To the suggestion that they fish together, she raised her eyebrows in a show of skepticism. “Maybe we should try chumming for him from the dock. I just so happen to have a spoiled pot of Frito Pie at your house. It’s your dad’s favorite dish, and I get the feeling Phantom and your dad might have known each other, way back when, so who knows. Maybe the fish has a soft spot for Frito Pie, too.” She wrinkled her nose. “I know that probably sounds crazy.”
It did, but she was in sympathetic company. “Come on, you’re talking to the guy who thinks his truck’s haunted.”
“Well, it is haunted,” she deadpanned.
They shared a conspiratorial smile as their server laid out the dishes they’d ordered, a sampling from every section of the menu. In companionable silence, they dug in, critiquing the dishes as they went. After one bite of the pecan wood-smoked pork, Emily pushed the plate away.
“Uh-oh, you look queasy,” Knox said.
“That’s not queasiness, it’s disgust. What a waste of an opportunity. This pecan wood is muddling the flavors of what should have been a complex profile. And, by the way, what’s up with the chef adding a pecan-sage cream sauce to pecan wood-smoked pork—how is that, in any way, a cutting-edge flavor combination?” She scooped a bit of the cream onto her spoon and held it out to him. “If you lick this and let it roll around in your mouth, what do you feel?”
Before he knew what he was doing, he’d leaned across the table and let his lips close over the spoon as she held it, as though she were feeding it to him. Their gazes locked, making the back of his neck tingle with the electric shock of their connection. She snagged her bottom lip with her teeth as her gaze dipped to his mouth. God, he could imagine it, what it would feel like to lose his hands in her hair as he kissed those full, strawberry lips.
“Now use your tongue,” she said.
Shit.
Her eyes went wide and her mouth fell open. “To taste the cream sauce, I meant. Spread it over the roof of your mouth to release the flavors.”
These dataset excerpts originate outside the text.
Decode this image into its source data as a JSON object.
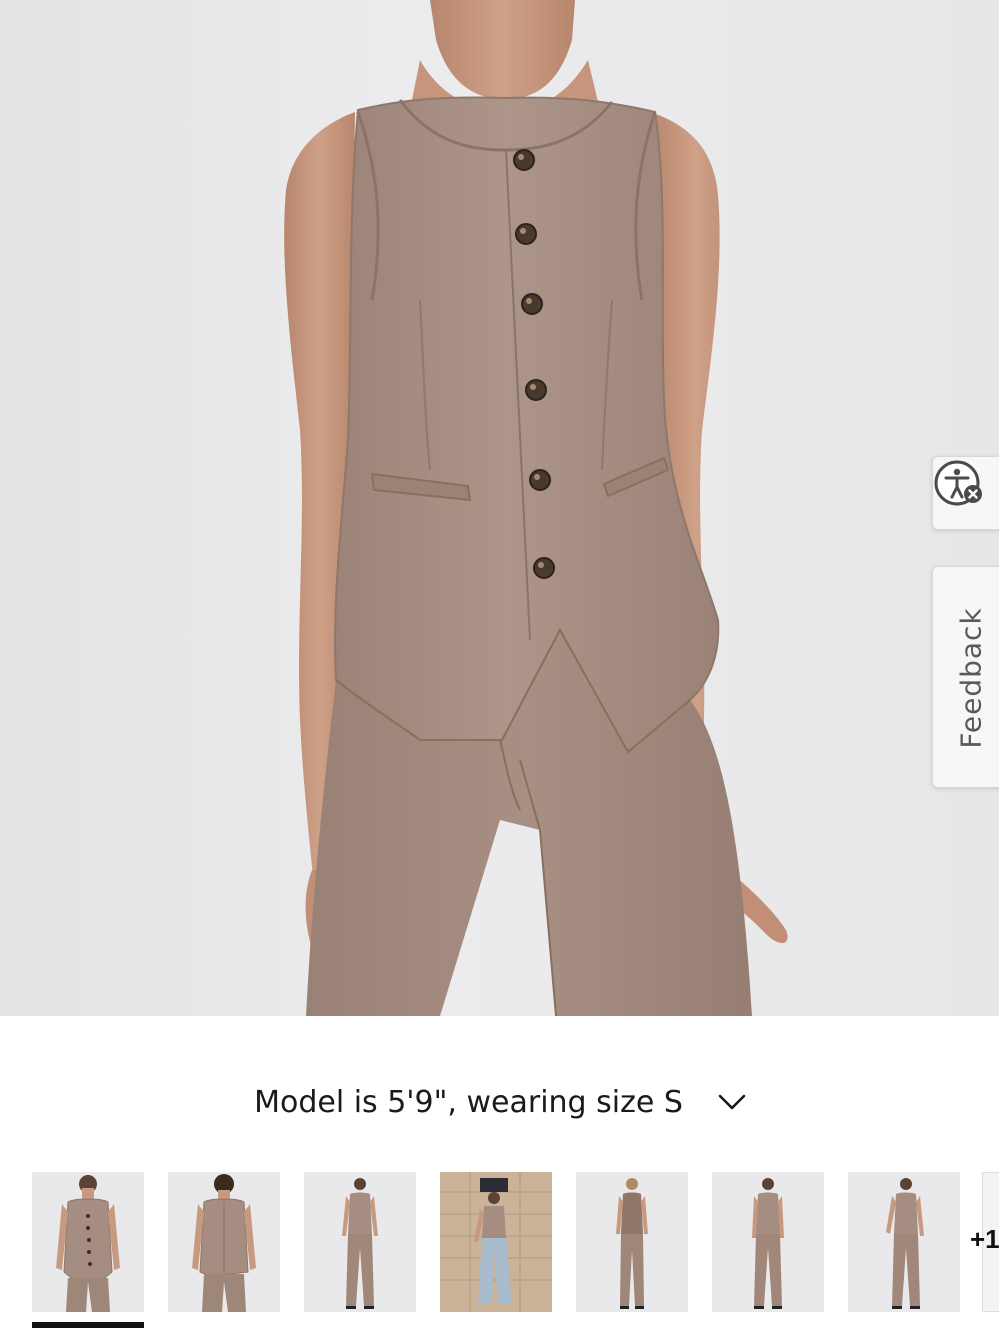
{
  "product": {
    "model_info": "Model is 5'9\", wearing size S",
    "more_images_label": "+1",
    "thumbnails": [
      {
        "view": "front-vest-closeup"
      },
      {
        "view": "back-vest-closeup"
      },
      {
        "view": "full-length-front"
      },
      {
        "view": "street-style-jeans"
      },
      {
        "view": "full-length-front-alt"
      },
      {
        "view": "full-length-front-hands-down"
      },
      {
        "view": "full-length-front-pose"
      }
    ]
  },
  "side_tabs": {
    "accessibility_icon": "accessibility-icon",
    "feedback_label": "Feedback"
  },
  "colors": {
    "garment": "#a58d82",
    "skin": "#c79a80",
    "background": "#e8e7e9",
    "active_indicator": "#111111"
  }
}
He couldn’t very well swallow past the tightening of his throat, so he did as he was told, squishing the sauce against the roof of his mouth. A woodsy sage flavor bloomed over his tongue. Tasty, but rather flat. The flavor faded fast. “Nutmeg,” he said.
“But how do you feel?”
Was that a trick question? How he felt at that moment, sitting across the table from Emily Ford, had absolutely nothing to do with the pecan sage cream sauce. All he could manage was a shrug.
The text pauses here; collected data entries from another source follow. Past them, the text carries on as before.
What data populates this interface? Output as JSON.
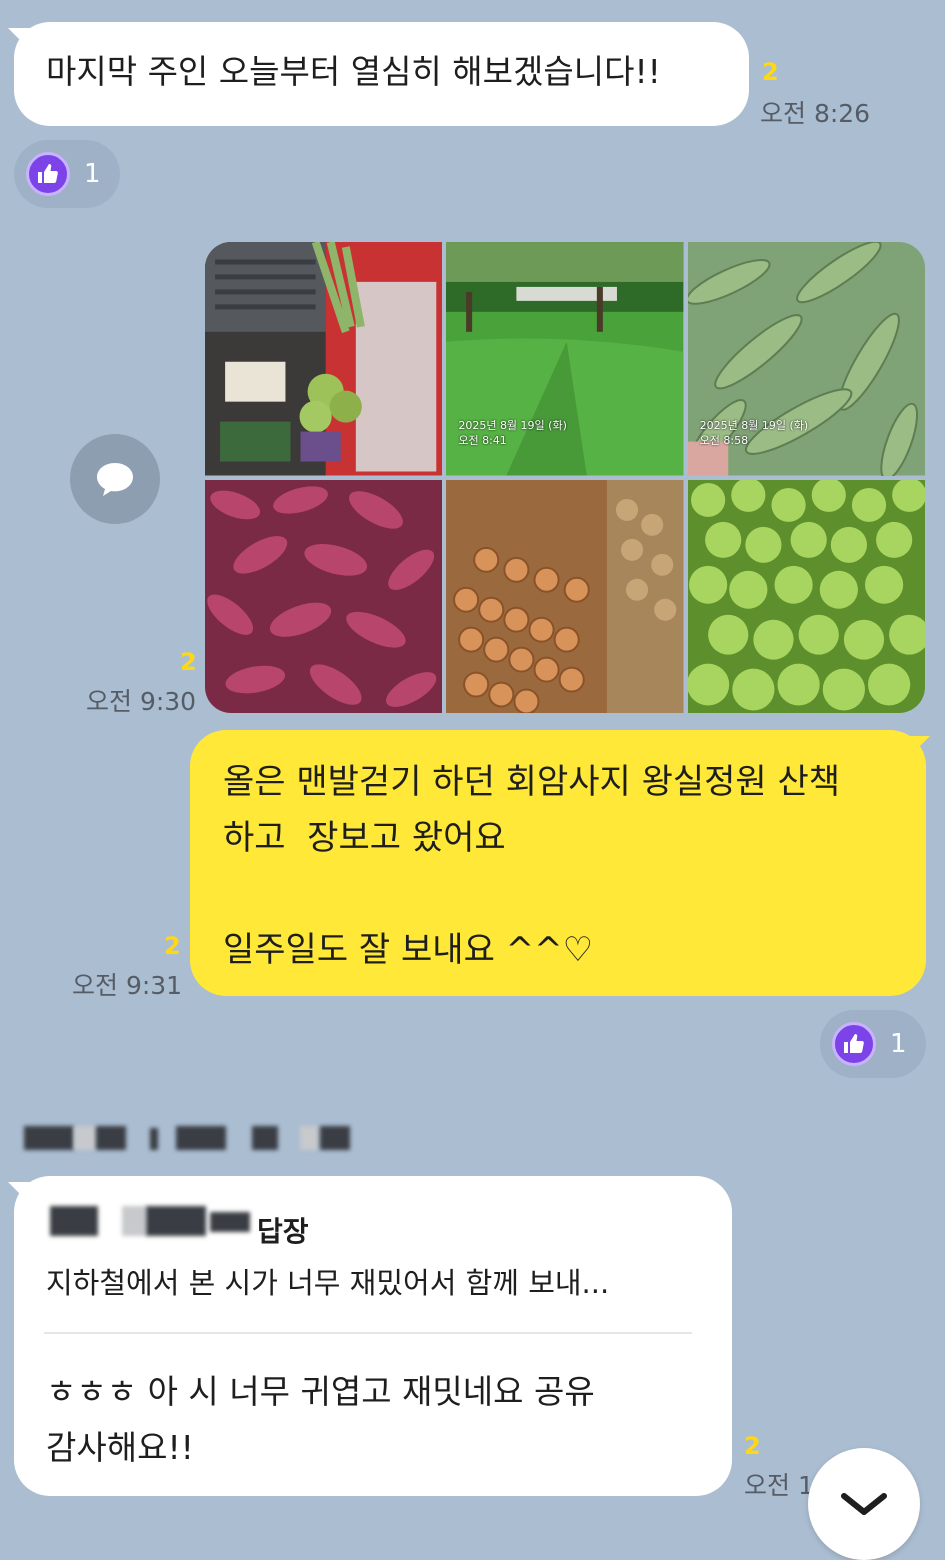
{
  "messages": {
    "m1": {
      "text": "마지막 주인 오늘부터 열심히 해보겠습니다!!",
      "unread": "2",
      "time": "오전 8:26",
      "reaction_count": "1"
    },
    "m2": {
      "unread": "2",
      "time": "오전 9:30",
      "photos": [
        {
          "kind": "groceries"
        },
        {
          "kind": "garden",
          "stamp": "2025년 8월 19일 (화)\n오전 8:41"
        },
        {
          "kind": "corn",
          "stamp": "2025년 8월 19일 (화)\n오전 8:58"
        },
        {
          "kind": "sweet-potatoes"
        },
        {
          "kind": "carrots-potatoes"
        },
        {
          "kind": "green-apples"
        }
      ]
    },
    "m3": {
      "text": "올은 맨발걷기 하던 회암사지 왕실정원 산책\n하고  장보고 왔어요\n\n일주일도 잘 보내요 ^^♡",
      "unread": "2",
      "time": "오전 9:31",
      "reaction_count": "1"
    },
    "m4": {
      "reply_label": "답장",
      "quoted": "지하철에서 본 시가 너무 재밌어서 함께 보내...",
      "text": "ㅎㅎㅎ 아 시 너무 귀엽고 재밋네요 공유\n감사해요!!",
      "unread": "2",
      "time": "오전 11:14"
    }
  },
  "icons": {
    "reaction": "thumbs-up-icon",
    "share": "speech-bubble-icon",
    "scroll": "chevron-down-icon"
  },
  "colors": {
    "background": "#abbdd1",
    "my_bubble": "#ffe838",
    "other_bubble": "#ffffff",
    "unread": "#ffd814",
    "reaction": "#7b43e8"
  }
}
Emily threw her hands up. “There you go. A shrug. The worst review a chef could get.”
He could see how someone as passionate as she would be averse to mediocrity and bland feelings, especially given that every dish of hers he ate resulted in one big tempest of emotion. He took another bite of pork, redoubling his efforts to keep their night platonic and easy. “All I can think about now is you serving up your version of smoked pork. What would you do differently?”
She paused, considering the question. “Nothing I could say would capture the taste. You’d have to experience it.”